More on the triune brain and our black box of communication.
- The concept of the Triune Brain (MacLean) suggests that the functions of the brain are three major parts: Primitive, Limbic and the Neo-Cortical. All of our sensory input come up through the Brain Stem, the home of the Primitive Brain, then through the Limbic System, the home of the Mammalian or Emotional Brain and finally arrives in the Gray Matter, the Neo-Cortex, the home of the Thinking Brain.
- A stimulus or communication that signals physical danger triggers the cold-blooded, unfeeling, instinctive reactions of the Primitive Brain and empowers us to save ourselves from danger. Thus, Primitive Brain asks, “Is it safe?” In acting for safety, we neglect sensitivities of emotion and conclusions of logic. We act.
- Next the stimulus or communication passes through the Mammalian Brain and is analyzed by the limbic system, which asks “Friend or foe?” and questions, “Can I anticipate pleasure (of getting needs met) or pain (of further deprivation) from this source.” The response of this emotional brain is jointly based on past emotional experience (emotional memories) and the reading (via sympathetic emotional responses) of the many non-verbal cues such as postures, tones, and facial expressions of the sender. If we anticipate pain we will start to avoid, distance, close ourselves off from influence, and mistrust. If we anticipate pleasure we will start to open, approach, and positively engage the other.

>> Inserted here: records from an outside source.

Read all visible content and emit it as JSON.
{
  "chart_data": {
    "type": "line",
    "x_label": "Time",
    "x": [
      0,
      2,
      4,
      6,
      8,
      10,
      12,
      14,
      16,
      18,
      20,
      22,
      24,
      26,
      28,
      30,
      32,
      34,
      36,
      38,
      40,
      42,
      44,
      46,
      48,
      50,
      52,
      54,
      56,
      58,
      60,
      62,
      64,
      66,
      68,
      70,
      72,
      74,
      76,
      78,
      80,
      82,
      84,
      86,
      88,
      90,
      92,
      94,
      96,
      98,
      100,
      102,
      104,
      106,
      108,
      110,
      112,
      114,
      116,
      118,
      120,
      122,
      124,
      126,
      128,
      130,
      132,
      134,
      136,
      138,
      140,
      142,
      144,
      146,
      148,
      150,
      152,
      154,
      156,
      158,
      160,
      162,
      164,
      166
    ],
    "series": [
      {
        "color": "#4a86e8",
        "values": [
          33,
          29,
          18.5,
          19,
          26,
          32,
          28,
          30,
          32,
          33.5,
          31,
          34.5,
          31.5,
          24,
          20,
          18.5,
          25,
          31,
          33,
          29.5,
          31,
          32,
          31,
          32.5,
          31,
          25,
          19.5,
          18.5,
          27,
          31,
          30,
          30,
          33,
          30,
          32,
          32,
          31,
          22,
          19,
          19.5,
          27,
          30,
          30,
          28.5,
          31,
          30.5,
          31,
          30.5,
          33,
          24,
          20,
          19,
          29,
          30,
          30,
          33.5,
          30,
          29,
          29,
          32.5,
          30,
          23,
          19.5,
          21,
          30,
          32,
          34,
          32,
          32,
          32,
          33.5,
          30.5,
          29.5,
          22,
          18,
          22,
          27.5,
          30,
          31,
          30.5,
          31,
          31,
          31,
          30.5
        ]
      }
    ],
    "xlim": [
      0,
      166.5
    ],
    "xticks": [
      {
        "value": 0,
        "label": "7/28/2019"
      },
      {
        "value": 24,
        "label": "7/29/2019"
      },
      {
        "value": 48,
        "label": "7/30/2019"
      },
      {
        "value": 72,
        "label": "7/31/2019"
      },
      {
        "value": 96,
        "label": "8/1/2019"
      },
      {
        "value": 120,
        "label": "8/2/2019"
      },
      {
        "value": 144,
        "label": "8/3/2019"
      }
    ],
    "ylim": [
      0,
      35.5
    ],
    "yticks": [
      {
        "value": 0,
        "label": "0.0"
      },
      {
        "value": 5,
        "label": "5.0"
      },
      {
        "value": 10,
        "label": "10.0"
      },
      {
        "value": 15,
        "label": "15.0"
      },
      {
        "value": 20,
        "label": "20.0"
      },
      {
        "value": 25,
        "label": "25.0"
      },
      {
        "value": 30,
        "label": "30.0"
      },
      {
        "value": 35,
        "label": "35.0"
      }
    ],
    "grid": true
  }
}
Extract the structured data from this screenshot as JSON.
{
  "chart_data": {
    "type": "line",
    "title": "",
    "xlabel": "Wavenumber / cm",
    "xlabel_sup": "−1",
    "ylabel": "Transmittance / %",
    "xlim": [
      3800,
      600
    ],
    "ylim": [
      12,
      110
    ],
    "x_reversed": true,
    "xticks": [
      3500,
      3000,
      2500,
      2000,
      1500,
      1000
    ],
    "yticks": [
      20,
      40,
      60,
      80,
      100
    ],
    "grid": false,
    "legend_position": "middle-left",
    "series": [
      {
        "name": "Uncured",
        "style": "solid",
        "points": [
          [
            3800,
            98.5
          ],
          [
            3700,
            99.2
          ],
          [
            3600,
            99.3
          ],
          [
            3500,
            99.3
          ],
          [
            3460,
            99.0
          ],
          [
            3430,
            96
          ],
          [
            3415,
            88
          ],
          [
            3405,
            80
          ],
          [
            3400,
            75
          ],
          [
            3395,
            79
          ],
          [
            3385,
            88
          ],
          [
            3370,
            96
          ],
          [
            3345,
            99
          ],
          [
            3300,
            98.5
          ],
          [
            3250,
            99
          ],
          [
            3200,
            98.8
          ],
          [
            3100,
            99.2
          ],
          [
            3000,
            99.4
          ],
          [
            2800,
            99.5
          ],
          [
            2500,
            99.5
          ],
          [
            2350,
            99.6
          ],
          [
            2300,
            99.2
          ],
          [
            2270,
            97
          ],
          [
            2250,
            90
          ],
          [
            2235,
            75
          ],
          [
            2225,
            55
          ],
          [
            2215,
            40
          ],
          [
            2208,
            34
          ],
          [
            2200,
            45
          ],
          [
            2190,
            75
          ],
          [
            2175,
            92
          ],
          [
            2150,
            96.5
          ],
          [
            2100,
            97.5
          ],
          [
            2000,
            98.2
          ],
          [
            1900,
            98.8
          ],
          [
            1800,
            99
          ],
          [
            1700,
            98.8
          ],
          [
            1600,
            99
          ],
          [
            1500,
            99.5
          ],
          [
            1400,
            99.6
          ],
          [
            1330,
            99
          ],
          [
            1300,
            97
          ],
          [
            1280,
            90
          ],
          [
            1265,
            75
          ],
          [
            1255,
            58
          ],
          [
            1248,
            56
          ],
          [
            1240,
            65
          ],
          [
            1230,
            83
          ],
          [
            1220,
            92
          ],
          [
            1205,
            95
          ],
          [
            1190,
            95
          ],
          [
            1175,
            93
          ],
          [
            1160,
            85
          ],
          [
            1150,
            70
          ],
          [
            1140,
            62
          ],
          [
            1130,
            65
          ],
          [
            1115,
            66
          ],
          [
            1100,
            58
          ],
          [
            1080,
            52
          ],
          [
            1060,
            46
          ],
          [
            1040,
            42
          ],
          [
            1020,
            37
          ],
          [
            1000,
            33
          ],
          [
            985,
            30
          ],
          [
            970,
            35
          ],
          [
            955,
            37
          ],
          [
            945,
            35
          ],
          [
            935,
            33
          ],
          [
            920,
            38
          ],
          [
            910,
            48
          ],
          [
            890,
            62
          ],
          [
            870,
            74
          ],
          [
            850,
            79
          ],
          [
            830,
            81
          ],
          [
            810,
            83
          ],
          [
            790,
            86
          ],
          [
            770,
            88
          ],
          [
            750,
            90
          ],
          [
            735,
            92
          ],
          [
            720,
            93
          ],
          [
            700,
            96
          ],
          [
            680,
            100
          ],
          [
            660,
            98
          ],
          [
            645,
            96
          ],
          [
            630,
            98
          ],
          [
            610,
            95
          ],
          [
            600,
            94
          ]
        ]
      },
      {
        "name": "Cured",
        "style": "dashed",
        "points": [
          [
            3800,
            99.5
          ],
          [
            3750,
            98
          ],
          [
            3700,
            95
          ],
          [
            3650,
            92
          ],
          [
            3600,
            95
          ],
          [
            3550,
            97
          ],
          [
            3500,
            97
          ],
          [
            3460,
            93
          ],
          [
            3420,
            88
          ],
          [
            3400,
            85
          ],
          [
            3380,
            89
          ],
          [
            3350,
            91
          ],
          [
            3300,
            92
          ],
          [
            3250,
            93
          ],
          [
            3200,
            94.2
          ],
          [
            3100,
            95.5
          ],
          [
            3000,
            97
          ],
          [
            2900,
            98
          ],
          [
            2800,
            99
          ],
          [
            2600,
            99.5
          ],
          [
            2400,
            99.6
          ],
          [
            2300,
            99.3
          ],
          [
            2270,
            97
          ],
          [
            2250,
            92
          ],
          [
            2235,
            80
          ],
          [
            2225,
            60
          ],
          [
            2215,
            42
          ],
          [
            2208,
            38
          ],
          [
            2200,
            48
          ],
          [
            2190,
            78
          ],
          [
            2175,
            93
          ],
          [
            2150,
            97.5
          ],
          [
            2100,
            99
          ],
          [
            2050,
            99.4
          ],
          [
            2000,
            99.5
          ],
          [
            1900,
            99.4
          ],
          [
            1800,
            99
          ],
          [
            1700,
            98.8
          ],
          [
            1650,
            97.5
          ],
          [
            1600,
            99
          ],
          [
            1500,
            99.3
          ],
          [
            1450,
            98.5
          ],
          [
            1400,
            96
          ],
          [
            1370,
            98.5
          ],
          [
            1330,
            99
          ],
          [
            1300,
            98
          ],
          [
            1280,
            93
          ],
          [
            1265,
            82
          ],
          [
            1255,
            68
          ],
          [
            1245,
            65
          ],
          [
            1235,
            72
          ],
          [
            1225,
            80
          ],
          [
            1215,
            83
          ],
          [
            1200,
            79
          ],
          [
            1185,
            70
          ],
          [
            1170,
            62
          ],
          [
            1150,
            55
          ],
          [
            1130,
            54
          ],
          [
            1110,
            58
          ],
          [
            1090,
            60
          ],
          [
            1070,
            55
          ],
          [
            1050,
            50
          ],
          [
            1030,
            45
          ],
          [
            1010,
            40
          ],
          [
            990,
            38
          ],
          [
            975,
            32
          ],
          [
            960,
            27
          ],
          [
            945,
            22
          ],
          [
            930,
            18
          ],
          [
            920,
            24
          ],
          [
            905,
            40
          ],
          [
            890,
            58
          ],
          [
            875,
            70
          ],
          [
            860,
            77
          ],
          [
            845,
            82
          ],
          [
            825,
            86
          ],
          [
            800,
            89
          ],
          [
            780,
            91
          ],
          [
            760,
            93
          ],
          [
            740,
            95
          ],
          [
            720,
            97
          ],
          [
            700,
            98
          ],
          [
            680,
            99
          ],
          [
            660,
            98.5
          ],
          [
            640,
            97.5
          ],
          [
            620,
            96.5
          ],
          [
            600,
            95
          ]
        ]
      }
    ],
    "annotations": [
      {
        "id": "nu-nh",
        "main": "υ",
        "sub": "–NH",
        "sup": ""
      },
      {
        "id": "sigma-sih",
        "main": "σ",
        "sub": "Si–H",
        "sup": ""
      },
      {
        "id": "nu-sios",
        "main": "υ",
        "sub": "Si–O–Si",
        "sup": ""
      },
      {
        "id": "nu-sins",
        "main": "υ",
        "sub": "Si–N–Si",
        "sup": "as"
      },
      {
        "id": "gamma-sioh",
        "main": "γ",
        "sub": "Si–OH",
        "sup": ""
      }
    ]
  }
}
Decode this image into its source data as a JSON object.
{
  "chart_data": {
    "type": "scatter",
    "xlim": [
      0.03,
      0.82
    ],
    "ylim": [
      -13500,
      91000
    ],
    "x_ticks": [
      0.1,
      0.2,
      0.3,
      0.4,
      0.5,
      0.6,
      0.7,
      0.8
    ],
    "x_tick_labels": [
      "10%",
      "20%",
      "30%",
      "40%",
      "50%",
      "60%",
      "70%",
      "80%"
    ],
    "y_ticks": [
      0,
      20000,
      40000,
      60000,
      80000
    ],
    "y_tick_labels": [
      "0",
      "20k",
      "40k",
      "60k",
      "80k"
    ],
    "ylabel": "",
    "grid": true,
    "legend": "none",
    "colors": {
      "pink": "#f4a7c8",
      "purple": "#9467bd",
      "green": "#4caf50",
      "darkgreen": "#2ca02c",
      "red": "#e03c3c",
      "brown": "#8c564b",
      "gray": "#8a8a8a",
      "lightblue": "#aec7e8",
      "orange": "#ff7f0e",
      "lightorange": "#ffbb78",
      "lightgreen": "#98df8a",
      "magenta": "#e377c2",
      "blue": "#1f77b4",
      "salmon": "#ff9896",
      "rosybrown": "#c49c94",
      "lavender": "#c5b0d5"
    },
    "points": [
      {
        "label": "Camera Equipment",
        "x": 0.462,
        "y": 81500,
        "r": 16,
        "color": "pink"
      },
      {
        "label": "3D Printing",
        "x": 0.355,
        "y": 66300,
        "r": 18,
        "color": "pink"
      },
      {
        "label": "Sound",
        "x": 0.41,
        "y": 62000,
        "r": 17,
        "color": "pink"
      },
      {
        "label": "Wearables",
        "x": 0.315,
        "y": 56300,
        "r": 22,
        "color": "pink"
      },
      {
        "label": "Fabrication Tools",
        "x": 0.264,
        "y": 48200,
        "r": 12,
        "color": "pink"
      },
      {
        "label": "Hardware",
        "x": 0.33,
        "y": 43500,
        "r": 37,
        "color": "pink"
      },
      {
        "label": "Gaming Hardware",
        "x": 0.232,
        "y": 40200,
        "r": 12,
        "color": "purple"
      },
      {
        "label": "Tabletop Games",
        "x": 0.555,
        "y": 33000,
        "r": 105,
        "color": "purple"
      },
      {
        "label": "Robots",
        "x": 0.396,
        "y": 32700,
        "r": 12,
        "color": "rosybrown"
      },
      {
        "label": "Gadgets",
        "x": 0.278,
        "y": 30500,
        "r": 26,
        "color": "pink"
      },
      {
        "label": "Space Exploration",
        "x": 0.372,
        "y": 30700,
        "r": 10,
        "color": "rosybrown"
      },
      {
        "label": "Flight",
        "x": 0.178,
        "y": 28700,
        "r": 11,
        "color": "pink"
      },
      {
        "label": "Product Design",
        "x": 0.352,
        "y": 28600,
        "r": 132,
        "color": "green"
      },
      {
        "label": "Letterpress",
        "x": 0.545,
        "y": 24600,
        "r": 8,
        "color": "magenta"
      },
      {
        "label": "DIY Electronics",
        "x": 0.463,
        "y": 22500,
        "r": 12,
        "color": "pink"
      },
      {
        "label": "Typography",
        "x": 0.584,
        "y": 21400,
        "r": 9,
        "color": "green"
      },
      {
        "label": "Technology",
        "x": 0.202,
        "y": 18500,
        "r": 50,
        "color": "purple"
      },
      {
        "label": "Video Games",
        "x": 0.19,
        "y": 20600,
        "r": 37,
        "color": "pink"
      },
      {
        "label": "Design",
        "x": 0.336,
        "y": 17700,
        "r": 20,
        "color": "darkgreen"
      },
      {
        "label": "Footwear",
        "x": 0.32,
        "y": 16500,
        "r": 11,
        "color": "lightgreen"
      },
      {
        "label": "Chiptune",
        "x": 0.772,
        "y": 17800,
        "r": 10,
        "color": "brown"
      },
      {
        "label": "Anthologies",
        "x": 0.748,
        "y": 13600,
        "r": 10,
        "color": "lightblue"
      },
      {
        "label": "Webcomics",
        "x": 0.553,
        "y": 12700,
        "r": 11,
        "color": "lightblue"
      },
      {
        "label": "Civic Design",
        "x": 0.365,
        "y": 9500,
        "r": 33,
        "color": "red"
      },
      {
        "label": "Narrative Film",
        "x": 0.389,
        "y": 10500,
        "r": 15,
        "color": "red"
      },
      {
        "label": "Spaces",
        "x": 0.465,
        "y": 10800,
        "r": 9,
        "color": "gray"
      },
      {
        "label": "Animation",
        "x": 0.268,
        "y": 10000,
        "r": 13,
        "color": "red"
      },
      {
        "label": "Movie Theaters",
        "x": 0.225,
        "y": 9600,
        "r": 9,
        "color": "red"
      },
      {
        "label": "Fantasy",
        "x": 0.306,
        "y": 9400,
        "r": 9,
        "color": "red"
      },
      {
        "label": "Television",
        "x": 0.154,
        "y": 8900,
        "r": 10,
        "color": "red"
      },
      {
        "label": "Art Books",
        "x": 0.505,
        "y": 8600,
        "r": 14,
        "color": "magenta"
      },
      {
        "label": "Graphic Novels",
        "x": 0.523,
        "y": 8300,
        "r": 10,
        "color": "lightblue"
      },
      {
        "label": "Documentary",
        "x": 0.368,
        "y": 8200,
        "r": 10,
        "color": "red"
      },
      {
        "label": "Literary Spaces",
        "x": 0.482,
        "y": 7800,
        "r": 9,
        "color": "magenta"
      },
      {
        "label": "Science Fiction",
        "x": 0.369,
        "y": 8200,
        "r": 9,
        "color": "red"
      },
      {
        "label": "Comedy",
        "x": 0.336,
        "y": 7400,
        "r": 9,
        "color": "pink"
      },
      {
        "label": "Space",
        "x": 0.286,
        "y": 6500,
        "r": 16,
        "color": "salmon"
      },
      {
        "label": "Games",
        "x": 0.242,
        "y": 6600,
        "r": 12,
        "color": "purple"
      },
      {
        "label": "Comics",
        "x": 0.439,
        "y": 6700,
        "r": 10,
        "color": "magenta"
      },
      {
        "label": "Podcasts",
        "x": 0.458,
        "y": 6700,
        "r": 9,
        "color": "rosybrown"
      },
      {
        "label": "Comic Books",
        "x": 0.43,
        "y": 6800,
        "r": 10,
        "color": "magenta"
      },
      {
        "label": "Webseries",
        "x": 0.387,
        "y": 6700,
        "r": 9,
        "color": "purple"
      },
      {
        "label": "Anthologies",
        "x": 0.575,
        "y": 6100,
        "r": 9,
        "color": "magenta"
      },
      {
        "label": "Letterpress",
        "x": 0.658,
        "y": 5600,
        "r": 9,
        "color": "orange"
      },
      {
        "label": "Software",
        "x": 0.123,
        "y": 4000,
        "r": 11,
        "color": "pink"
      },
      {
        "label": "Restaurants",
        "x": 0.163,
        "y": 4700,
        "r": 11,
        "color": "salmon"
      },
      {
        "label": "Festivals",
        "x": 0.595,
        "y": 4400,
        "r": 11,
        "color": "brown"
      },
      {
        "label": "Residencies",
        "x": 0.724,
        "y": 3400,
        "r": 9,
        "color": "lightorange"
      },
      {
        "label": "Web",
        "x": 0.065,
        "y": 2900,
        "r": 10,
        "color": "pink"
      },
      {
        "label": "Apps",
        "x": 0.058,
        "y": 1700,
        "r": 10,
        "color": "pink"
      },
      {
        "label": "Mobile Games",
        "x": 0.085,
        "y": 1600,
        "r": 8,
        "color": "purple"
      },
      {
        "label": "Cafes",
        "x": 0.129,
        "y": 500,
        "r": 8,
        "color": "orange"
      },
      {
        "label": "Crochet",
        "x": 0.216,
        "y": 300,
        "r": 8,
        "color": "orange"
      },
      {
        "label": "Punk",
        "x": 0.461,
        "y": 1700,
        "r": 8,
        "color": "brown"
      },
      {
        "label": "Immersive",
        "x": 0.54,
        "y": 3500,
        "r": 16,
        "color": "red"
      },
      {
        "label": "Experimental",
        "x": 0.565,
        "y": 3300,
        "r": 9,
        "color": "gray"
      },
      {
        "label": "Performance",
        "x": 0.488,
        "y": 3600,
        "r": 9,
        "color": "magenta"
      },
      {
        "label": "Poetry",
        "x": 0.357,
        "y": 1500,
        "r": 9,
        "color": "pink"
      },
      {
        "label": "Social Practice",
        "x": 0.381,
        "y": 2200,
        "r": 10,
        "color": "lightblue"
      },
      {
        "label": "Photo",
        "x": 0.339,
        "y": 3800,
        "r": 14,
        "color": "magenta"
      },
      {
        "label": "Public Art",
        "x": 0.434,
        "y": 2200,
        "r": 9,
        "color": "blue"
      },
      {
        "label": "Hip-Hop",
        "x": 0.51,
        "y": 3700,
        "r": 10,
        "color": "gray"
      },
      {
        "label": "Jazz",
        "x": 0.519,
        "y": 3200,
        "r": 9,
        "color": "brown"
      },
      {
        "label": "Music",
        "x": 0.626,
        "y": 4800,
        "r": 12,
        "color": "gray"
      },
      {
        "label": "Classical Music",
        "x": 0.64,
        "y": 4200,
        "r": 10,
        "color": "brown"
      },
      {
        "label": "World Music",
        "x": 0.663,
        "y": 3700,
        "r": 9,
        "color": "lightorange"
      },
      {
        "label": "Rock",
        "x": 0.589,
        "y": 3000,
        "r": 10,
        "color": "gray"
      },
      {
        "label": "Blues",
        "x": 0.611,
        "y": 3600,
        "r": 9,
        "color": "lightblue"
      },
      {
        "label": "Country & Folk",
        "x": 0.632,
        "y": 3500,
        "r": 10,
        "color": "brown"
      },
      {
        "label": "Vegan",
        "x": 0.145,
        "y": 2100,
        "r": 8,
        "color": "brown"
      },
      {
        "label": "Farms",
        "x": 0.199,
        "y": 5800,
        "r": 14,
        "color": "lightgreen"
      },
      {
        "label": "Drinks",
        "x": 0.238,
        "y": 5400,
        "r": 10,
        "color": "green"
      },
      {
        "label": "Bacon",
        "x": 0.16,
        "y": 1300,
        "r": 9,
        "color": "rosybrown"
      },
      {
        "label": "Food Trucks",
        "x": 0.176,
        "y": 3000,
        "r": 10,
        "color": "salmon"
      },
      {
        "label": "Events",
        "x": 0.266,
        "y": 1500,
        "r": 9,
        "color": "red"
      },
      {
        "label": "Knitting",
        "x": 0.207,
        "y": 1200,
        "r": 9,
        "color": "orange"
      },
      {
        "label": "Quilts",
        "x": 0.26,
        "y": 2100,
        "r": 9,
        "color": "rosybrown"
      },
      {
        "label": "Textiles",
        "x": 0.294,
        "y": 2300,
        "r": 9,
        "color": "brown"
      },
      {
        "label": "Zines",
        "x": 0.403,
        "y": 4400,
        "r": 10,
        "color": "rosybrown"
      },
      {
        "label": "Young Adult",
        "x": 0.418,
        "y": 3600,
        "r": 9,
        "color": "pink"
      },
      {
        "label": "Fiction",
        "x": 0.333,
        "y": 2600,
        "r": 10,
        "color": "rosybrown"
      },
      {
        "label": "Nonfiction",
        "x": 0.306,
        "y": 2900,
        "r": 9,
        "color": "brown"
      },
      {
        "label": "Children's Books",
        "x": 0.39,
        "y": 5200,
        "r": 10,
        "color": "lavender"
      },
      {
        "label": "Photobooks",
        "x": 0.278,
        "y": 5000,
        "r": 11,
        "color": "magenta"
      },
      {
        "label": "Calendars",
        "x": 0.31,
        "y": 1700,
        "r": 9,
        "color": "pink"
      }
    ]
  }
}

- Next the stimulus or communication (along with the sensations arising from the responses of the primitive and emotional brains) is analyzed by the Thinking Brain, and tested for, “Does this make sense?” and “Is this reasonable?” Here our Neo-Cortical Brain interprets and judges the entire experience and decides the meaning of the incoming message. The Limbic Brain and Primitive Brain then re-react emotionally and physically to this interpreted meaning in preparation for action (the response).
- Thus, the individual has interpretations, feelings, and preparatory response sets in reaction to a stimulus or communication. Additionally (because we have learned rules about having feelings), we make judgements of ourselves about our feelings and about our feelings about having the feeling – e.g. How do I feel about myself for having this feeling? Next we have preparatory response sets and urges, but we also have learned rules about how to behave. These rules check and modify our action preparations.